Let $G, G'$ be smooth algebraic groups over $k$ (absolute Galois group $\Gamma$) which are etale inner forms of each other, that is, there exists an isomorphism $G_{k_s} \cong G'_{k_s}$ and the associated torsor for the automorphism group is in the image of the natural map $H^1(k, G/Z_G) \to H^1(k, \operatorname{Aut}_G)$. My question is about the truth of the following proposition:
Proposition: Each inner isomorphism $G_{k_s} \cong G'_{k_s}$ induces a bijection $H^1(k, G) \xrightarrow{\sim} H^1(k, G')$.
Is this true as stated, or only for pure inner forms? Does it follow if we make any further assumptions on $G$ (affine, reductive, semisimple . . .)?
This is asserted a few places, e.g. the answer here.
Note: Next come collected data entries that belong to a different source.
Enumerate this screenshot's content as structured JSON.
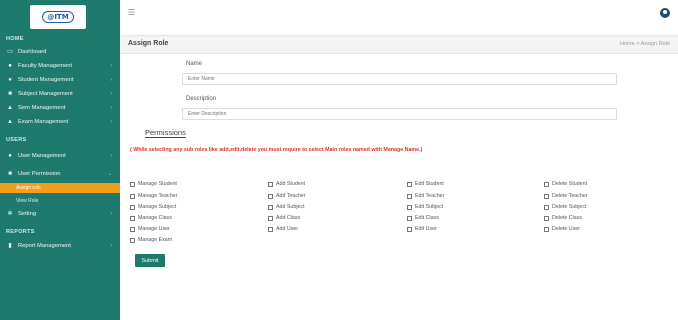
{
  "sidebar": {
    "sections": {
      "home": "HOME",
      "users": "USERS",
      "reports": "REPORTS"
    },
    "items": [
      {
        "label": "Dashboard",
        "icon": "monitor-icon"
      },
      {
        "label": "Faculty Management",
        "icon": "user-icon"
      },
      {
        "label": "Student Management",
        "icon": "users-icon"
      },
      {
        "label": "Subject Management",
        "icon": "book-icon"
      },
      {
        "label": "Sem Management",
        "icon": "graduation-cap-icon"
      },
      {
        "label": "Exam Management",
        "icon": "graduation-cap-icon"
      },
      {
        "label": "User Management",
        "icon": "users-icon"
      },
      {
        "label": "User Permission",
        "icon": "lock-icon"
      },
      {
        "label": "Setting",
        "icon": "gear-icon"
      },
      {
        "label": "Report Management",
        "icon": "file-icon"
      }
    ],
    "subitems": {
      "assign_role": "Assign role",
      "view_role": "View Role"
    }
  },
  "header": {
    "title": "Assign Role",
    "breadcrumb": "Home > Assign Role"
  },
  "form": {
    "name_label": "Name",
    "name_placeholder": "Enter Name",
    "description_label": "Description",
    "description_placeholder": "Enter Description",
    "permissions_title": "Permissions",
    "permissions_note": "( While selecting any sub roles like add,edit,delete you must require to select Main roles named with Manage Name.)",
    "permissions": [
      [
        "Manage Student",
        "Add Student",
        "Edit Student",
        "Delete Student"
      ],
      [
        "Manage Teacher",
        "Add Teacher",
        "Edit Teacher",
        "Delete Teacher"
      ],
      [
        "Manage Subject",
        "Add Subject",
        "Edit Subject",
        "Delete Subject"
      ],
      [
        "Manage Class",
        "Add Class",
        "Edit Class",
        "Delete Class"
      ],
      [
        "Manage User",
        "Add User",
        "Edit User",
        "Delete User"
      ],
      [
        "Manage Exam"
      ]
    ],
    "submit_label": "Submit"
  },
  "colors": {
    "sidebar": "#1f7a6e",
    "active": "#f59e1c",
    "note": "#e0302a",
    "button": "#1f7a6e"
  }
}
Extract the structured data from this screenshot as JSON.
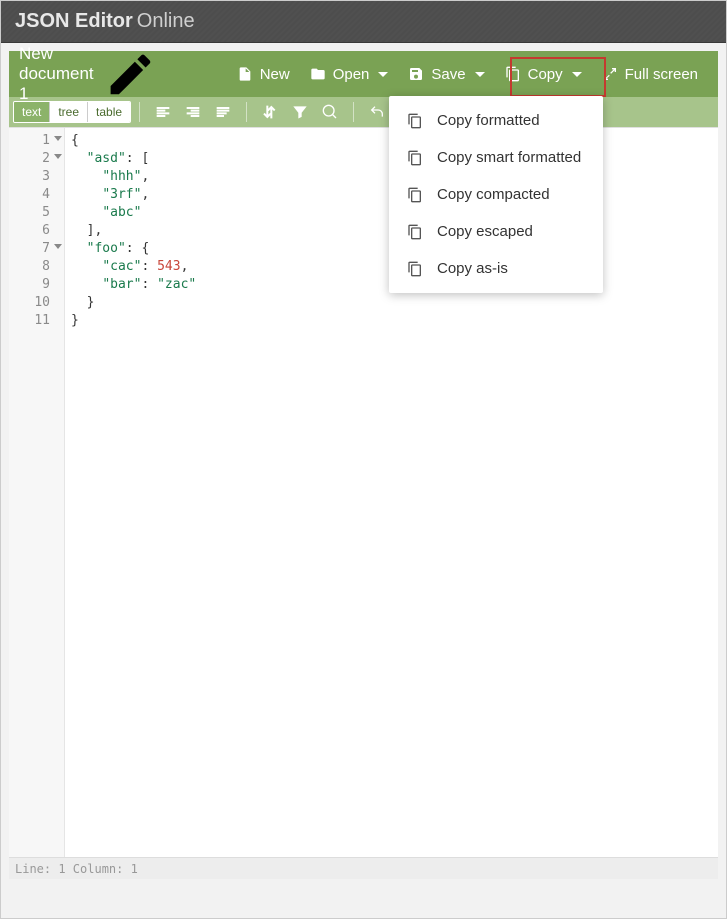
{
  "app": {
    "title_strong": "JSON Editor",
    "title_light": "Online"
  },
  "doc": {
    "name": "New document 1"
  },
  "menubar": {
    "new": "New",
    "open": "Open",
    "save": "Save",
    "copy": "Copy",
    "fullscreen": "Full screen"
  },
  "view_tabs": {
    "text": "text",
    "tree": "tree",
    "table": "table"
  },
  "dropdown": {
    "items": [
      "Copy formatted",
      "Copy smart formatted",
      "Copy compacted",
      "Copy escaped",
      "Copy as-is"
    ]
  },
  "code": {
    "lines": [
      {
        "n": "1",
        "html": "<span class='tok-brace'>{</span>"
      },
      {
        "n": "2",
        "html": "  <span class='tok-key'>\"asd\"</span><span class='tok-punct'>:</span> <span class='tok-punct'>[</span>"
      },
      {
        "n": "3",
        "html": "    <span class='tok-str'>\"hhh\"</span><span class='tok-punct'>,</span>"
      },
      {
        "n": "4",
        "html": "    <span class='tok-str'>\"3rf\"</span><span class='tok-punct'>,</span>"
      },
      {
        "n": "5",
        "html": "    <span class='tok-str'>\"abc\"</span>"
      },
      {
        "n": "6",
        "html": "  <span class='tok-punct'>],</span>"
      },
      {
        "n": "7",
        "html": "  <span class='tok-key'>\"foo\"</span><span class='tok-punct'>:</span> <span class='tok-brace'>{</span>"
      },
      {
        "n": "8",
        "html": "    <span class='tok-key'>\"cac\"</span><span class='tok-punct'>:</span> <span class='tok-num'>543</span><span class='tok-punct'>,</span>"
      },
      {
        "n": "9",
        "html": "    <span class='tok-key'>\"bar\"</span><span class='tok-punct'>:</span> <span class='tok-str'>\"zac\"</span>"
      },
      {
        "n": "10",
        "html": "  <span class='tok-brace'>}</span>"
      },
      {
        "n": "11",
        "html": "<span class='tok-brace'>}</span>"
      }
    ],
    "fold_lines": [
      1,
      2,
      7
    ]
  },
  "status": {
    "text": "Line: 1  Column: 1"
  }
}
However, the linked proof here (as in Serre's Cohomologie Galoisienne), only works for pure inner forms, i.e. those corresponding to cocycles that factor through $H^1(k, G) \to H^1(k, G/Z_G) \to H^1(k, \operatorname{Aut}_G)$.
Proof for pure inner forms
The argument, as I understand it, goes as follows.
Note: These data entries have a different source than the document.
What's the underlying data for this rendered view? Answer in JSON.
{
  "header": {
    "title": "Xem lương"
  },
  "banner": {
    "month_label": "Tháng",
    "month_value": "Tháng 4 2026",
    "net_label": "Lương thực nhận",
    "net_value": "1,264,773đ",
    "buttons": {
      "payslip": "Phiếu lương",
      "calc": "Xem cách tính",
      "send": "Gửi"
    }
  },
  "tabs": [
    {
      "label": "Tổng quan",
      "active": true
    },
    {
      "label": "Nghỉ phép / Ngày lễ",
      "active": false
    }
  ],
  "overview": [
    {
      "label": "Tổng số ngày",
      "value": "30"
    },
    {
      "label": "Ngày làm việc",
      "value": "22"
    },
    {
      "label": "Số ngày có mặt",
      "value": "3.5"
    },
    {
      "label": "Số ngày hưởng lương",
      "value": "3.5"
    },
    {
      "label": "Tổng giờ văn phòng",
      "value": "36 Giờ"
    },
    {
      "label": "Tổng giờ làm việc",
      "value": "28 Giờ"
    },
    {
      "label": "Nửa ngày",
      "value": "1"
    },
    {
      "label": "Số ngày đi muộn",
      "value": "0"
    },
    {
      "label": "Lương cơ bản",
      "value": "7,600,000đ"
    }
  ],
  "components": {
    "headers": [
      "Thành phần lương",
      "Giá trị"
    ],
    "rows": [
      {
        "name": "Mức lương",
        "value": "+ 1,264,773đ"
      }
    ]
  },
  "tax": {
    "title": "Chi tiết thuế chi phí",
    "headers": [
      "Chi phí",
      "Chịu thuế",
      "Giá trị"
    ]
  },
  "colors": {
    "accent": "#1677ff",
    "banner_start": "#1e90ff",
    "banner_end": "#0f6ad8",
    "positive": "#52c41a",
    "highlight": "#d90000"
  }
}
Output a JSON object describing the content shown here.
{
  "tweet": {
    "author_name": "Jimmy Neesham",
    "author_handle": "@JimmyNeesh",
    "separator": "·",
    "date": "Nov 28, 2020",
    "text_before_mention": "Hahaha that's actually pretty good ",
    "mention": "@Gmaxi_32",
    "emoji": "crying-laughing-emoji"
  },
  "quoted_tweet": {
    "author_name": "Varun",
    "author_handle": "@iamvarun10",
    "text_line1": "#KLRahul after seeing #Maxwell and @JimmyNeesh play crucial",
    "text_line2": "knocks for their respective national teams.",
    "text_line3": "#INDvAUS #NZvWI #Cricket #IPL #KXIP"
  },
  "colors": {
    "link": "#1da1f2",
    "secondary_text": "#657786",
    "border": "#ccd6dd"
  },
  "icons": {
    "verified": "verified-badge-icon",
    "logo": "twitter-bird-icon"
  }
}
Proof for pure inner forms: Let $s \in \Gamma \mapsto g_s \in G(k_s)$ be a Galois cocycle in $H^1(k, G)$, with associated cocycle valued in $\operatorname{Aut}_G$ given by conjugation, $s \mapsto \left(h \mapsto g_s h g_s^{-1}\right)$. Let $G'$ be the pure inner form of $G$ defined by this latter cocycle. In particular, $G'(k_s) = G(k_s)$, and the two galois actions are related by $s \cdot'(g) = g_s(s \cdot g) g_s^{-1}$.
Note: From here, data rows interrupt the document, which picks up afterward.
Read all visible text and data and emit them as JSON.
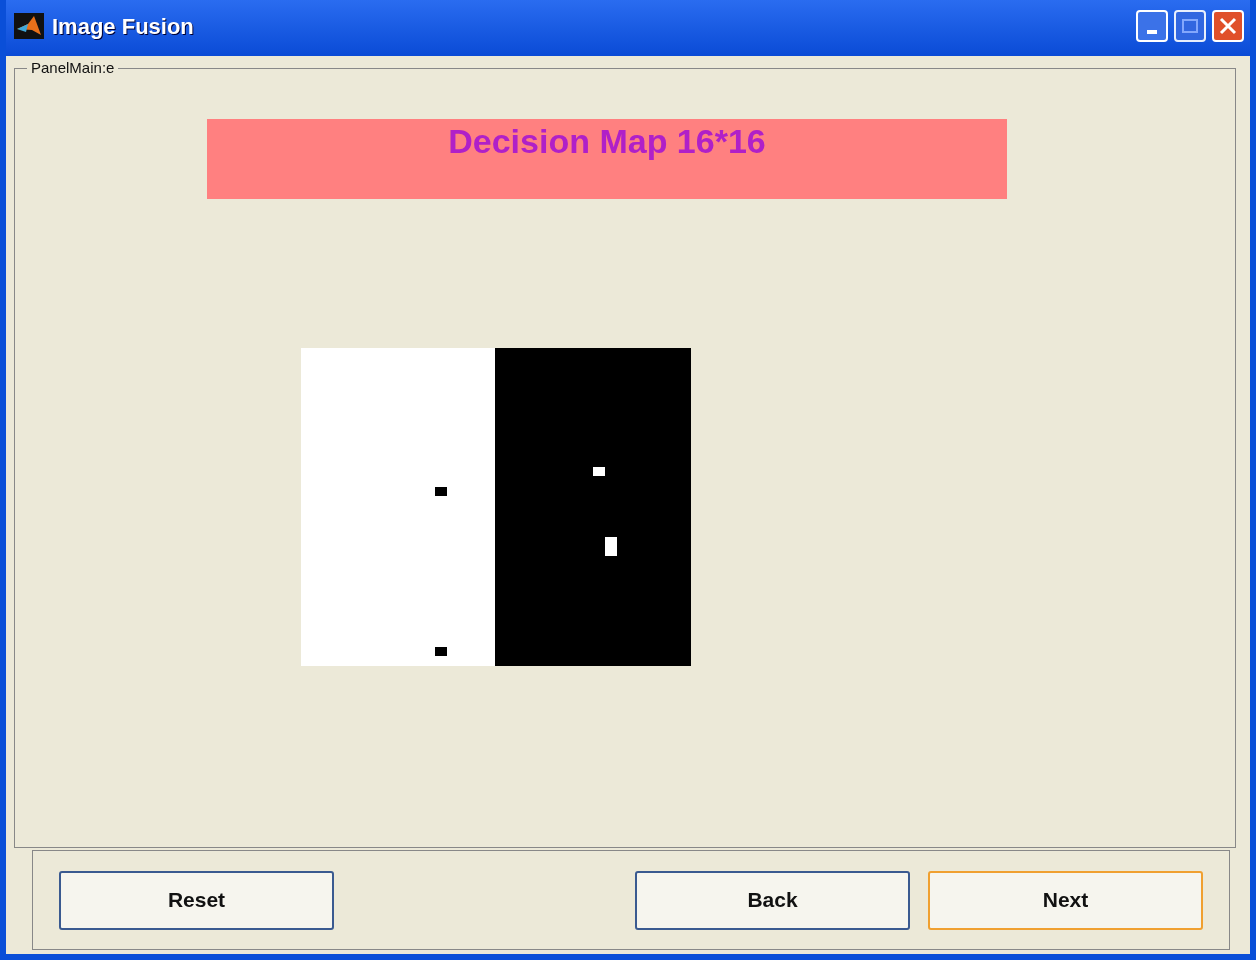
{
  "window": {
    "title": "Image Fusion"
  },
  "panel": {
    "legend": "PanelMain:e"
  },
  "banner": {
    "title": "Decision Map 16*16"
  },
  "buttons": [
    {
      "label": "Reset",
      "focused": false
    },
    {
      "label": "Back",
      "focused": false
    },
    {
      "label": "Next",
      "focused": true
    }
  ]
}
We define a map $H^1(k, G) \to H^1(k, G')$ on cocycles now as follows: given $s \mapsto a_s \in G(k_s) = G'(k_s)$ a cocycle for the $G$-Galois action, we can define a cocycle for the $G'$-Galois action by $s \mapsto b_s := a_s g_s^{-1}$. This is indeed a cocycle: $$ b_{s} s \cdot'(b_t) = a_s g_s^{-1} g_s(s \cdot(a_t g_t^{-1})) g_s^{-1} = a_s s \cdot(a_t) \; g_{st}^{-1} = a_{st} g_{st}^{-1}, $$ easily seen to descend to $H^1(k, G)$, and has inverse given by right multiplication by $g_s$ instead. QED.
My Thoughts
In the proof above, if $s \mapsto g_s \in (G/Z_G)(k_s) = G(k_s)/Z_G(k_s)$ is valued in the inner automorphism group, then the expression $s \mapsto b_s = a_s g_s^{-1}$ is only well-defined up to an element of the center, and the failure of the identity $g_s s(g_t) = g_{st}$ at the level of $G$ (which was used in checking $b_s$ was a cocycle) is measured by a 2-cocycle valued in $Z_G$. If this 2-cocycle is not a coboundary, we should not expect to be able to choose a cocycle lifting the $g_s$ to $G(k_s)$.
In other words, we should run into the difficulty that the map $H^1(k, G) \to H^1(k, G/Z_G)$ is rarely surjective, fitting into the LES $$ H^1(k, Z_G) \longrightarrow H^1(k, G) \longrightarrow H^1(k, G/Z_G) \longrightarrow H^2(k, Z_G). $$ For $\operatorname{GL}_n$, for example, $Z_G = \mathbb{G}_m$, and so the Brauer group provides an obstruction to lifting cocycles from $\operatorname{PGL}_n$ to $\operatorname{GL}_n$. I haven't been able to construct a counterexample among the forms of $\operatorname{GL}_n$, however.